The PO Match Problem
One of the most underappreciated friction points in B2B checkout is the invoice-to-PO match requirement. Before a payment can be processed, the invoice has to match the original purchase order — which means the customer has to have issued a PO in the first place. This single requirement eliminates most B2C-style checkout flows entirely.
Beyond PO matching, companies often require additional data fields at checkout that don’t exist in consumer commerce:
- GL codes — so the payment gets routed to the correct internal department or cost center
- Ship-to / bill-to address management — not just one address, but a controlled list of approved addresses. An employee can’t ship to their own home; only pre-approved locations are valid
- Credit account management — purchasing on account means the platform must check credit status in real time, typically pulling from the ERP
The contract layer adds another dimension: the agreement between supplier and buyer often specifies exactly which products this buyer can purchase, at what price, under what terms. The checkout process has to enforce that contract — not just display a price, but validate that the entire transaction is within the agreed parameters.
“The invoice has to match the purchase order, which means you need to have a purchase order. In addition, there’s so much information a company often needs — things like a GL code added to the payment so it gets routed to the right department.”

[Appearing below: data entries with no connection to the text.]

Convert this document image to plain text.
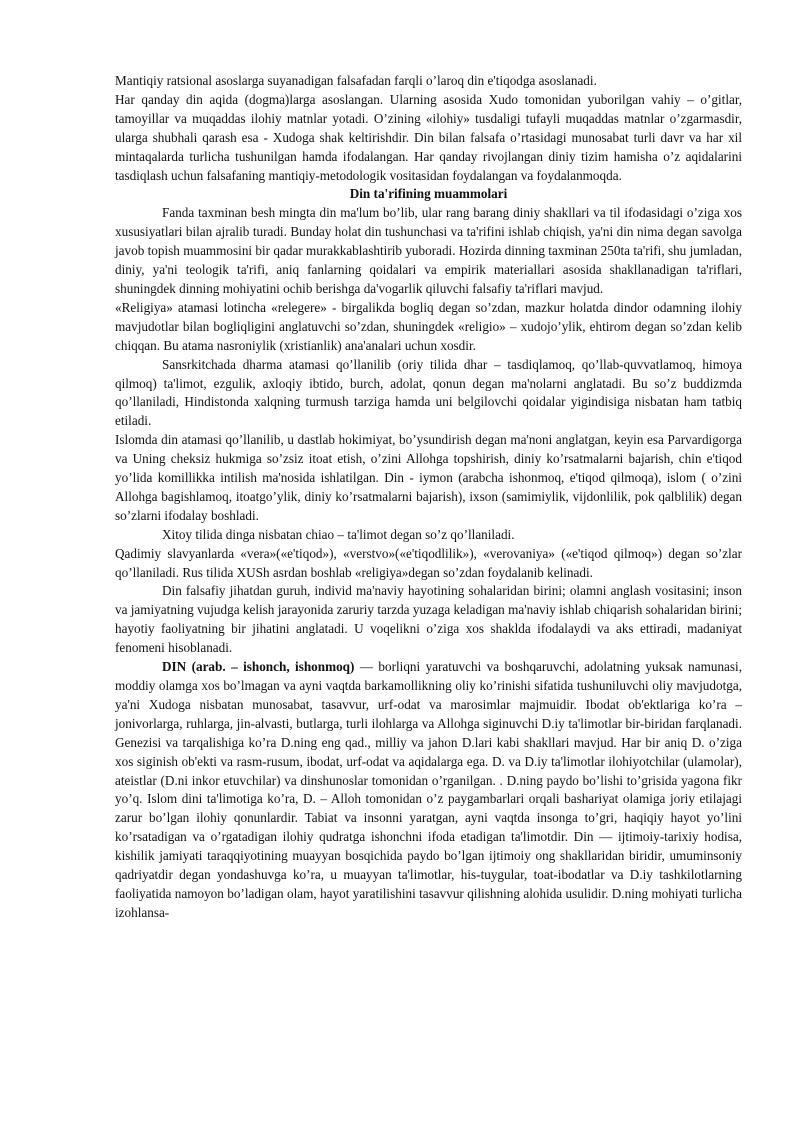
Mantiqiy ratsional asoslarga suyanadigan falsafadan farqli o’laroq din e'tiqodga asoslanadi.

Har qanday din aqida (dogma)larga asoslangan. Ularning asosida Xudo tomonidan yuborilgan vahiy – o’gitlar, tamoyillar va muqaddas ilohiy matnlar yotadi. O’zining «ilohiy» tusdaligi tufayli muqaddas matnlar o’zgarmasdir, ularga shubhali qarash esa - Xudoga shak keltirishdir. Din bilan falsafa o’rtasidagi munosabat turli davr va har xil mintaqalarda turlicha tushunilgan hamda ifodalangan. Har qanday rivojlangan diniy tizim hamisha o’z aqidalarini tasdiqlash uchun falsafaning mantiqiy-metodologik vositasidan foydalangan va foydalanmoqda.

Din ta'rifining muammolari

Fanda taxminan besh mingta din ma'lum bo’lib, ular rang barang diniy shakllari va til ifodasidagi o’ziga xos xususiyatlari bilan ajralib turadi. Bunday holat din tushunchasi va ta'rifini ishlab chiqish, ya'ni din nima degan savolga javob topish muammosini bir qadar murakkablashtirib yuboradi. Hozirda dinning taxminan 250ta ta'rifi, shu jumladan, diniy, ya'ni teologik ta'rifi, aniq fanlarning qoidalari va empirik materiallari asosida shakllanadigan ta'riflari, shuningdek dinning mohiyatini ochib berishga da'vogarlik qiluvchi falsafiy ta'riflari mavjud.

«Religiya» atamasi lotincha «relegere» - birgalikda bogliq degan so’zdan, mazkur holatda dindor odamning ilohiy mavjudotlar bilan bogliqligini anglatuvchi so’zdan, shuningdek «religio» – xudojo’ylik, ehtirom degan so’zdan kelib chiqqan. Bu atama nasroniylik (xristianlik) ana'analari uchun xosdir.

Sansrkitchada dharma atamasi qo’llanilib (oriy tilida dhar – tasdiqlamoq, qo’llab-quvvatlamoq, himoya qilmoq) ta'limot, ezgulik, axloqiy ibtido, burch, adolat, qonun degan ma'nolarni anglatadi. Bu so’z buddizmda qo’llaniladi, Hindistonda xalqning turmush tarziga hamda uni belgilovchi qoidalar yigindisiga nisbatan ham tatbiq etiladi.

Islomda din atamasi qo’llanilib, u dastlab hokimiyat, bo’ysundirish degan ma'noni anglatgan, keyin esa Parvardigorga va Uning cheksiz hukmiga so’zsiz itoat etish, o’zini Allohga topshirish, diniy ko’rsatmalarni bajarish, chin e'tiqod yo’lida komillikka intilish ma'nosida ishlatilgan. Din - iymon (arabcha ishonmoq, e'tiqod qilmoqa), islom ( o’zini Allohga bagishlamoq, itoatgo’ylik, diniy ko’rsatmalarni bajarish), ixson (samimiylik, vijdonlilik, pok qalblilik) degan so’zlarni ifodalay boshladi.

Xitoy tilida dinga nisbatan chiao – ta'limot degan so’z qo’llaniladi.

Qadimiy slavyanlarda «vera»(«e'tiqod»), «verstvo»(«e'tiqodlilik»), «verovaniya» («e'tiqod qilmoq») degan so’zlar qo’llaniladi. Rus tilida XUSh asrdan boshlab «religiya»degan so’zdan foydalanib kelinadi.

Din falsafiy jihatdan guruh, individ ma'naviy hayotining sohalaridan birini; olamni anglash vositasini; inson va jamiyatning vujudga kelish jarayonida zaruriy tarzda yuzaga keladigan ma'naviy ishlab chiqarish sohalaridan birini; hayotiy faoliyatning bir jihatini anglatadi. U voqelikni o’ziga xos shaklda ifodalaydi va aks ettiradi, madaniyat fenomeni hisoblanadi.

DIN (arab. – ishonch, ishonmoq) — borliqni yaratuvchi va boshqaruvchi, adolatning yuksak namunasi, moddiy olamga xos bo’lmagan va ayni vaqtda barkamollikning oliy ko’rinishi sifatida tushuniluvchi oliy mavjudotga, ya'ni Xudoga nisbatan munosabat, tasavvur, urf-odat va marosimlar majmuidir. Ibodat ob'ektlariga ko’ra – jonivorlarga, ruhlarga, jin-alvasti, butlarga, turli ilohlarga va Allohga siginuvchi D.iy ta'limotlar bir-biridan farqlanadi. Genezisi va tarqalishiga ko’ra D.ning eng qad., milliy va jahon D.lari kabi shakllari mavjud. Har bir aniq D. o’ziga xos siginish ob'ekti va rasm-rusum, ibodat, urf-odat va aqidalarga ega. D. va D.iy ta'limotlar ilohiyotchilar (ulamolar), ateistlar (D.ni inkor etuvchilar) va dinshunoslar tomonidan o’rganilgan. . D.ning paydo bo’lishi to’grisida yagona fikr yo’q. Islom dini ta'limotiga ko’ra, D. – Alloh tomonidan o’z paygambarlari orqali bashariyat olamiga joriy etilajagi zarur bo’lgan ilohiy qonunlardir. Tabiat va insonni yaratgan, ayni vaqtda insonga to’gri, haqiqiy hayot yo’lini ko’rsatadigan va o’rgatadigan ilohiy qudratga ishonchni ifoda etadigan ta'limotdir. Din — ijtimoiy-tarixiy hodisa, kishilik jamiyati taraqqiyotining muayyan bosqichida paydo bo’lgan ijtimoiy ong shakllaridan biridir, umuminsoniy qadriyatdir degan yondashuvga ko’ra, u muayyan ta'limotlar, his-tuygular, toat-ibodatlar va D.iy tashkilotlarning faoliyatida namoyon bo’ladigan olam, hayot yaratilishini tasavvur qilishning alohida usulidir. D.ning mohiyati turlicha izohlansa-
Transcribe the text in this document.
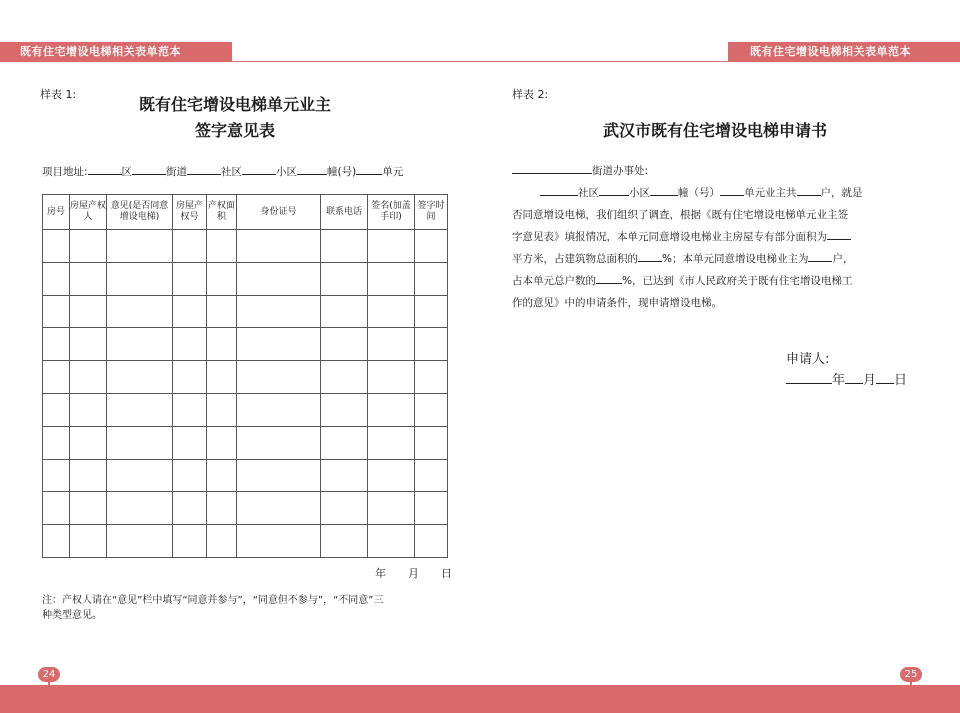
既有住宅增设电梯相关表单范本	既有住宅增设电梯相关表单范本
样表 1:
既有住宅增设电梯单元业主
签字意见表
项目地址:	区	街道	社区	小区	幢(号) 单元
房号	房屋产权人	意见(是否同意增设电梯)	房屋产权号	产权面积	身份证号	联系电话	签名(加盖手印)	签字时间

年 月 日
注：产权人请在“意见”栏中填写“同意并参与”，“同意但不参与”，“不同意”三
种类型意见。
24
样表 2:
武汉市既有住宅增设电梯申请书
街道办事处:
社区	小区	幢（号） 单元业主共 户，就是
否同意增设电梯，我们组织了调查，根据《既有住宅增设电梯单元业主签
字意见表》填报情况，本单元同意增设电梯业主房屋专有部分面积为
平方米，占建筑物总面积的 %；本单元同意增设电梯业主为 户，
占本单元总户数的 %，已达到《市人民政府关于既有住宅增设电梯工
作的意见》中的申请条件，现申请增设电梯。
申请人:
年 月 日
25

— Justin King, KB Capture, 2026-03-25
Tax Complexity and Compliance
One of the most overlooked friction points in B2B checkout is tax exemption and multi-jurisdiction tax calculation. In B2C, tax is computed once at checkout and the transaction is complete. In B2B, tax becomes a compliance requirement.
Tax-exempt status is a major issue for manufacturers and resellers. Many B2B customers have legitimate tax-exempt status (for resale, non-profit, government), which means they can provide a tax exemption certificate. The eCommerce platform has to:
- Validate the certificate at checkout
- Verify it hasn’t expired
- Confirm the certificate applies to the transaction
- Not charge sales tax if exemption is valid
Getting this wrong creates serious compliance and financial exposure for both the buyer and the seller.
Multi-jurisdiction tax calculation adds another layer. A distributor shipping to a customer with 40 locations across 15 states has to calculate sales tax correctly for each ship-to address. This requires integration with a tax engine like Avalara or Vertex—systems most B2C platforms never need. Without it, the platform either overcharges tax (customer complaint) or undercharges tax (seller compliance risk).
“Tax exemption certificates are a huge deal — manufacturers and resellers often have tax-exempt status, which means the platform has to validate their exemption certificate at checkout and not charge sales tax. Getting it wrong creates serious compliance issues for the buyer and the seller.”